HARARE - Nurses at Parirenyatwa Group of Hospitals downed tools on Monday 23 March 2026, abandoning wards and leaving patients stranded in what has become a rolling wave of industrial action across Zimbabwe's public health system.

The Parirenyatwa walkout followed a similar protest at Sally Mugabe Central Hospital on Friday 21 March, where nurses held placards demanding salary adjustments. By Tuesday, staff at Chitungwiza Central Hospital had also stopped working. In the Midlands, the Zimbabwe Nurses Association submitted a formal petition to authorities from health workers across Gweru, Kwekwe, Zvishavane and Gokwe, giving the government 48 hours to respond before a full provincial strike.

The nurses' core grievances, documented in a notice dated 23 March from the ZINA information desk, include very low basic salaries now described as below the living standard, exclusion from cost-of-living adjustments, unexplained deductions on March salaries, and the absence of payslips since April last year.

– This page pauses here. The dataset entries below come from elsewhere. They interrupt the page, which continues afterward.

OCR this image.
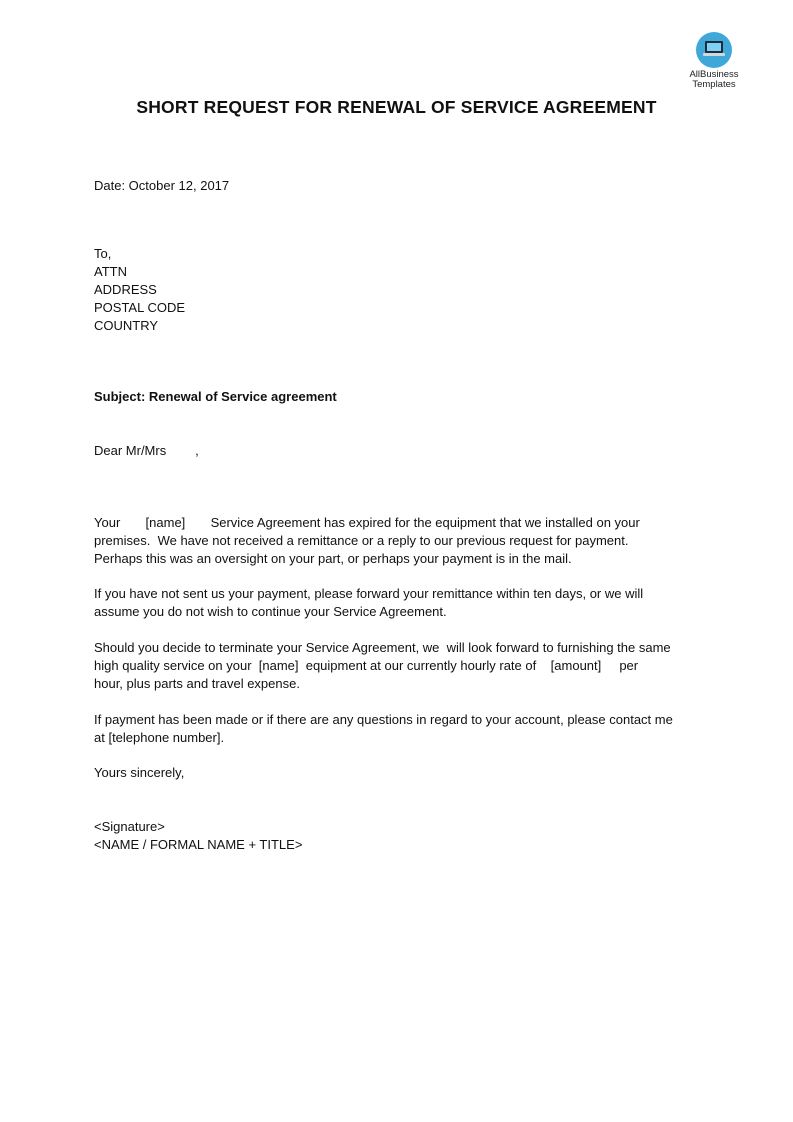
AllBusiness
Templates
SHORT REQUEST FOR RENEWAL OF SERVICE AGREEMENT
Date: October 12, 2017
To,
ATTN
ADDRESS
POSTAL CODE
COUNTRY
Subject: Renewal of Service agreement
Dear Mr/Mrs        ,
Your       [name]       Service Agreement has expired for the equipment that we installed on your
premises.  We have not received a remittance or a reply to our previous request for payment.
Perhaps this was an oversight on your part, or perhaps your payment is in the mail.
If you have not sent us your payment, please forward your remittance within ten days, or we will
assume you do not wish to continue your Service Agreement.
Should you decide to terminate your Service Agreement, we  will look forward to furnishing the same
high quality service on your  [name]  equipment at our currently hourly rate of    [amount]     per
hour, plus parts and travel expense.
If payment has been made or if there are any questions in regard to your account, please contact me
at [telephone number].
Yours sincerely,
<Signature>
<NAME / FORMAL NAME + TITLE>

On top of those long-standing issues, two rounds of fuel price hikes this month have made commuting prohibitively expensive.

Nurses currently earn approximately US$450 per month, paid in a combination of US dollars and ZiG. Their transport allowance stands at ZiG500, roughly $15 at the official rate, a figure that covers less than three days of commuting costs for workers living far from their hospitals. Some nurses have been walking more than eight kilometres to reach work after recent fare increases made minibuses unaffordable.

At Parirenyatwa, operations slowed to a near standstill on Monday, with student nurses stepped in to keep critical units functioning.

The Zimbabwe Congress of Trade Unions expressed full support for the strike on 24 March. ZCTU Secretary General Tirivanhu Marimo said: "For years, medical workers have been calling for improved working conditions, enforceable staffing ratios and have been patient for too long while the government has been dragging its feet."

Health and Child Care deputy minister Sleiman Kwidini acknowledged the situation on 24 March, saying the government was aware of the problem and working on solutions, but added that the spike in transport costs was unanticipated because it arose from a global crisis. Health Service Commission Public Relations Officer Kudzayi Manyepa urged nurses to lodge grievances through formal channels, saying the concerns would be addressed.

Nurses rejected that framing. "Nurses are the first port of call for all clients visiting hospitals," one health worker said. "Yet they are blamed for systemic resource shortages, while officials seem focused on workshops and lining pockets instead of delivering services."

Zimbabwe has seen repeated cycles of nurse strikes over the past decade. Each time, the government has offered short-term allowances or partial adjustments that quickly lose value to inflation. Thousands of qualified health professionals have left the country for better-paying positions abroad, leaving public hospitals chronically short-staffed.

At the time of publication, no formal resolution had been reached. The 48-hour ultimatum issued by Midlands nurses has expired without a confirmed government response.